The retailer blamed an unseasonably warm October for a 2.8% year-on-year decline in its general merchandise (GM) division, which includes clothing and home, over the 13 weeks to 30 December. Without the poor performance in that month, M&S says its same-store sales would have been positive for the quarter.
And its food business, which has been relied on in recent years for driving growth, saw like-for-like sales decline by 0.4%. That means its UK business saw sales fall 1.4% on a same-stores basis.
Despite this, total UK sales were up 1.1% to £2.85bn and M&S says it saw growth in both store and online sales, which were up 3% in the period.
Steve Rowe, M&S CEO explains: “M&S had a mixed quarter with better Christmas trading in both businesses going some way to offset a weak clothing market in October and ongoing underperformance in our food like-for-like sales.”
Speaking to Marketing Week on a press call this morning (11 January), Rowe added that its Christmas campaign featuring Paddington had won over customers and helped boost sales, with the Paddington bear range available in stores one of its best-selling lines.

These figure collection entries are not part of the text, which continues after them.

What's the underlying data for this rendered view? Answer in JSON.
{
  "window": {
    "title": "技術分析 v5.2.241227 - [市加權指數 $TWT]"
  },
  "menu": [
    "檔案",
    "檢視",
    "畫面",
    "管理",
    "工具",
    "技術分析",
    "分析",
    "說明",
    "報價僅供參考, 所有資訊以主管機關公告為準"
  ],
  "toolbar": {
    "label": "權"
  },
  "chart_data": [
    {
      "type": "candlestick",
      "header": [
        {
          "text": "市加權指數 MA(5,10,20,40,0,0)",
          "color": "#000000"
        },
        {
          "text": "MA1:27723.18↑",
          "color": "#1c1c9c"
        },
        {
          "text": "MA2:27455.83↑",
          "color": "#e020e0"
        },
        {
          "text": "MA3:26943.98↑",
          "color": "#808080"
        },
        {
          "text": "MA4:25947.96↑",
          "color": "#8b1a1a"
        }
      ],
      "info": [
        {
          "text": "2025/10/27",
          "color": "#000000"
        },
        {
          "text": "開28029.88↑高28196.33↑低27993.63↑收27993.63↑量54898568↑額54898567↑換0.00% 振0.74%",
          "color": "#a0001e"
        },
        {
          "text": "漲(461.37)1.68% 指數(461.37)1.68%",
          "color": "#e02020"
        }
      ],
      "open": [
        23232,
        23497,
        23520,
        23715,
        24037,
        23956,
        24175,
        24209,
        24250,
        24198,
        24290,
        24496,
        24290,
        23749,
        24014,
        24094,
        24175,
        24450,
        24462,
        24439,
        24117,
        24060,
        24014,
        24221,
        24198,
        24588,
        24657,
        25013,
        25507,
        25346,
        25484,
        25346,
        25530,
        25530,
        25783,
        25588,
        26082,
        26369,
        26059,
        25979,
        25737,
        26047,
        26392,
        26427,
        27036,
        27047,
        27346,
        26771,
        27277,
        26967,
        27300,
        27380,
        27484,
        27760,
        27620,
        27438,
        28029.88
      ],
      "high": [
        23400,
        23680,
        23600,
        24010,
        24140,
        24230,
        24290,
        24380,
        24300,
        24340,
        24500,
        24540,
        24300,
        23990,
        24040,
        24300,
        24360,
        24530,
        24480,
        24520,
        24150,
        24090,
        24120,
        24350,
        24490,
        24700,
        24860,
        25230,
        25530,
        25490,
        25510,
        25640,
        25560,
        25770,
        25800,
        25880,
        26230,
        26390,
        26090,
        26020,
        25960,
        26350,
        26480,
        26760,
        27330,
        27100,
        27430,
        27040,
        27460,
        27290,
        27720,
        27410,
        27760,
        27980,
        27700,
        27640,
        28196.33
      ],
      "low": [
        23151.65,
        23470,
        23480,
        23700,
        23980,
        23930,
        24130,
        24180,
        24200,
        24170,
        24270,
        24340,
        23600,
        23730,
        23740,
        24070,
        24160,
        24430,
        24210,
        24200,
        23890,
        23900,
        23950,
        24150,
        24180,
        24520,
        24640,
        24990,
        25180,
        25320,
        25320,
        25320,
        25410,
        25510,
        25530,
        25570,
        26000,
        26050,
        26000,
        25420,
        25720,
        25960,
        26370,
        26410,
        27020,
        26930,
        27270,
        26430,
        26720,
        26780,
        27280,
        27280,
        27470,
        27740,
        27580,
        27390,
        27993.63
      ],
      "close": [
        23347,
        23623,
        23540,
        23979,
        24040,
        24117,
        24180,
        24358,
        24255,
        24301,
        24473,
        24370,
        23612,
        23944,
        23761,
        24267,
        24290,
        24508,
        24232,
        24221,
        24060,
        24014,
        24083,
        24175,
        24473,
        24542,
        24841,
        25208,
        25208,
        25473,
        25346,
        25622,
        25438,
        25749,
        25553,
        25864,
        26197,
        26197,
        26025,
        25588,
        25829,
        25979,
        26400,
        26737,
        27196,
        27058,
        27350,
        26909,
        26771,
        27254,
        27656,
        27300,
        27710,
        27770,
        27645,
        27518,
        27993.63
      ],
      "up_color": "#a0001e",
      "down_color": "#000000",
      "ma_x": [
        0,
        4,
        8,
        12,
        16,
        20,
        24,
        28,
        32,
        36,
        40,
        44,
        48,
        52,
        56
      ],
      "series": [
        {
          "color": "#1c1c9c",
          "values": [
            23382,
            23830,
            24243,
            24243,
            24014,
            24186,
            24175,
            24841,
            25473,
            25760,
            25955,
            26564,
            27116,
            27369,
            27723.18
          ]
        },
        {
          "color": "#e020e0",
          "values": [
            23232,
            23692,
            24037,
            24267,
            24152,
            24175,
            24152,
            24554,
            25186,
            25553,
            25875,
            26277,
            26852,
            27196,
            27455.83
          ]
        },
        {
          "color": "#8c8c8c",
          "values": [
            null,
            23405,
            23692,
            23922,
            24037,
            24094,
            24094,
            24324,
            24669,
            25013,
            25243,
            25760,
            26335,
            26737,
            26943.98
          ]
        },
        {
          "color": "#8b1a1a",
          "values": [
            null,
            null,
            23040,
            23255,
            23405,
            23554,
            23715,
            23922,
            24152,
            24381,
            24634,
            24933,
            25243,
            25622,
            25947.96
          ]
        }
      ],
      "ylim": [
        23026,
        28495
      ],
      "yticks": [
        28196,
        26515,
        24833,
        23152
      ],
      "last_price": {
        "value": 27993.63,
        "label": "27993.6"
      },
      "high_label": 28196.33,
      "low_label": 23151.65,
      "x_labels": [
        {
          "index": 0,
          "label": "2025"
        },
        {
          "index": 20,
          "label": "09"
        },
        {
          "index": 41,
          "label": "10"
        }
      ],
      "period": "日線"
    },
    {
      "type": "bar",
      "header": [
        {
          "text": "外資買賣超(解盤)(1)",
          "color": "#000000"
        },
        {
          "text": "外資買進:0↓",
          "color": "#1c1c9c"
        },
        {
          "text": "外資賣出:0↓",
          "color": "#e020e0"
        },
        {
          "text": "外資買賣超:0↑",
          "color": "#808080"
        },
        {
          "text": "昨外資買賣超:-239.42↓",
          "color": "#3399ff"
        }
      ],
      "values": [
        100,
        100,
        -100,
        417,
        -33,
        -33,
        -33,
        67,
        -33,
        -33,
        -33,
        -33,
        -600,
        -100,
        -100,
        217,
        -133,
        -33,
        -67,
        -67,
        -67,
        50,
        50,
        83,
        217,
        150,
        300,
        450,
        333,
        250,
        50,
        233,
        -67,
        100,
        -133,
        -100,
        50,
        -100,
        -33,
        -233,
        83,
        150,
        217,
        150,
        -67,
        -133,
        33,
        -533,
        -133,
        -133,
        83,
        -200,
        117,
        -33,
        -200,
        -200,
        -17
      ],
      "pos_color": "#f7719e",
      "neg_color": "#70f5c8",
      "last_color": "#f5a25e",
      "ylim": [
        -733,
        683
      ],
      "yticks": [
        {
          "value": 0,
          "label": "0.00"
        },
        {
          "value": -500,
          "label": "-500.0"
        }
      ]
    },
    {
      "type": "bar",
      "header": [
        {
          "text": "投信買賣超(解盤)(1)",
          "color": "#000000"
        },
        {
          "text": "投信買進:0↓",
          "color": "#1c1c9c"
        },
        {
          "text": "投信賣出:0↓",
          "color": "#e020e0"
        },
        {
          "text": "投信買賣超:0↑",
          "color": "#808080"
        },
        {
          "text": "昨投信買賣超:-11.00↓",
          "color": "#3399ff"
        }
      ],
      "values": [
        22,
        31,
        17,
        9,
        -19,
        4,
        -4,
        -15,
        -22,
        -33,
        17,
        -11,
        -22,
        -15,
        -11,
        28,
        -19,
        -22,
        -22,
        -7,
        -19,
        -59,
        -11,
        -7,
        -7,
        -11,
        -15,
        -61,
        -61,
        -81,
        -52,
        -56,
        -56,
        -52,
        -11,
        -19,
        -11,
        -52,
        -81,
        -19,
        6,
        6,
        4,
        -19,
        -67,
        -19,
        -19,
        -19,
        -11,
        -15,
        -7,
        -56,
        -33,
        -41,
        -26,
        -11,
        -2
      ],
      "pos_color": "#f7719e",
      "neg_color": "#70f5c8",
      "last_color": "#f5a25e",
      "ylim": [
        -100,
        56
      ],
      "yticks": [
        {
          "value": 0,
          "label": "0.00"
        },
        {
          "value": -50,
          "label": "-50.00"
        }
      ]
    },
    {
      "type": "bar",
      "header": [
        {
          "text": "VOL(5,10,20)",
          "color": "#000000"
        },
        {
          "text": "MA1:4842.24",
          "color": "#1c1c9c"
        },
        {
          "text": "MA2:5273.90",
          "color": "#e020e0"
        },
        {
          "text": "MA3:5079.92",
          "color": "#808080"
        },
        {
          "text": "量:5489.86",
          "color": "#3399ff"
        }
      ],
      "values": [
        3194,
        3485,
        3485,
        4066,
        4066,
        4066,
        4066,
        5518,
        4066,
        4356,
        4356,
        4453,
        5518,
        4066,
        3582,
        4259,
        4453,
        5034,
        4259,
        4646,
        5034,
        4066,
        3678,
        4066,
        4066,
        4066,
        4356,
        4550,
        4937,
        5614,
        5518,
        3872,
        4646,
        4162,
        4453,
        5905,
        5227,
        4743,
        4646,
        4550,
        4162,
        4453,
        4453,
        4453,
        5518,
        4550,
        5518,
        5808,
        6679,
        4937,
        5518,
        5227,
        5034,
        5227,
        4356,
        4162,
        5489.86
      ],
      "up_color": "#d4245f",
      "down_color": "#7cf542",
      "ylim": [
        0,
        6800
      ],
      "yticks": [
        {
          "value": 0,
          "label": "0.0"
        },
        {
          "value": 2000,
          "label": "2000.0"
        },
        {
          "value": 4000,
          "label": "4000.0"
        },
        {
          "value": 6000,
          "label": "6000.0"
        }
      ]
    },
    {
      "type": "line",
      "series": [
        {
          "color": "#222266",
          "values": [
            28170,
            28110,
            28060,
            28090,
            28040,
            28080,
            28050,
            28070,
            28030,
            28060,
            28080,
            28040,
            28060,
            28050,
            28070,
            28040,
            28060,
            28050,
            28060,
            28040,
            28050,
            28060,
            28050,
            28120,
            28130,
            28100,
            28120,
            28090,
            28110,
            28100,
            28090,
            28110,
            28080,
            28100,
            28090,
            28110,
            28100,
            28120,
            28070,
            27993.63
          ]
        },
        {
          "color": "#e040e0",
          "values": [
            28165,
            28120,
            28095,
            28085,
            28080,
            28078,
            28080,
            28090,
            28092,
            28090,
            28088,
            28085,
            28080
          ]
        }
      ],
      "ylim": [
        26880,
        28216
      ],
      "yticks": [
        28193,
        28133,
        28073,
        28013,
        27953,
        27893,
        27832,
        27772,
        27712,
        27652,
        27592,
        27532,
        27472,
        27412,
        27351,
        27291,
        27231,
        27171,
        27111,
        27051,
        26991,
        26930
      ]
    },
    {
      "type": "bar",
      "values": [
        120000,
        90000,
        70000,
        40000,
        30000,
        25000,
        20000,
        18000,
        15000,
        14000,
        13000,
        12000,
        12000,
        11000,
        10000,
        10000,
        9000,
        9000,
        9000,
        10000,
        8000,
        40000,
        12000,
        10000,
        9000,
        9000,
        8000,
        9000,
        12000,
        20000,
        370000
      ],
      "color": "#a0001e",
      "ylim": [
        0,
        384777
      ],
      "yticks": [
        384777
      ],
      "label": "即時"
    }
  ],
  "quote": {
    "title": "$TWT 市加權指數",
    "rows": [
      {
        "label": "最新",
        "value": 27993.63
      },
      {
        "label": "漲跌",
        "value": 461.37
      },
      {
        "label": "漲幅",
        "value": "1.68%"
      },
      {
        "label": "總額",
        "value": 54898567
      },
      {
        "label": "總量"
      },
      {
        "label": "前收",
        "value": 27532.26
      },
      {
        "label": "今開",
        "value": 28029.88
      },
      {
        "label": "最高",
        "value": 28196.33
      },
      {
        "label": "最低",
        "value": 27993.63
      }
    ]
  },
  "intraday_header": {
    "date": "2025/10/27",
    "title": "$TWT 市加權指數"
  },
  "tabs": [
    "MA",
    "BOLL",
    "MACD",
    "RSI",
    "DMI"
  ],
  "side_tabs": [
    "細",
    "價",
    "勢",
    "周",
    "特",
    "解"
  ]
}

“The campaign was brilliant. Customers loved it because it focused on a nice, fun, family aspect to Christmas,” he said. “It really set the tone for gifting and it won plenty of awards, including the number one Christmas campaign.”
This Christmas was also the first time M&S has used one campaign strapline – ‘Spend it Well’ – for both parts of the business after the launch of the strategy earlier last year. And Rowe says the message it contains about value and how people live their lives is “working well” across both.
While M&S’s like-for-like sales were down, the business performed better than expected in a difficult retail environment. While unable to match the strong performance by rivals including Next and John Lewis in its GM division, both of which have posted positive like-for-like growth, it has also avoided the sort of awful performance that led Debenhams, House of Fraser and Mothercare to issue profit warnings.
The best performing retailers over the festive season are those with the strongest omnichannel experience. And Rowe admits there is still some work to do in this area, particularly at its Castle Donington distribution centre.
We don’t want to have to discount on overpriced merchandise. If the first price is the right price then consumers will trust it.
Steve Rowe, M&S
The highly promotional retail environment also didn’t help. M&S made a conscious decision not to take part in Black Friday this year and to hold its prices in the last few days before Christmas despite a number of retailers going early on sales.
“We didn’t take part in Black Friday and we think that is the right thing to do for our price integrity,” says Rowe. “We want to hold the line on our price… but we’ve got to sharpen pricing at the same time. We don’t want to have to discount on overpriced merchandise. If the first price is the right price then consumers will trust it.”
In food, M&S’s relatively weak performance is also at odds with the rest of the grocery market, with Tesco, Morrisons and the discounters in particular seeing impressive growth. And Rowe admitted there is more to do to make M&S competitive across its offering, not just in areas where it is “special and different”.
“Where we show we are special and different and innovated strongly our performance was very good. But we have more to do on commodity prices [such as Brussels sprouts] where there is a battle on price. We have got to be sharper there.”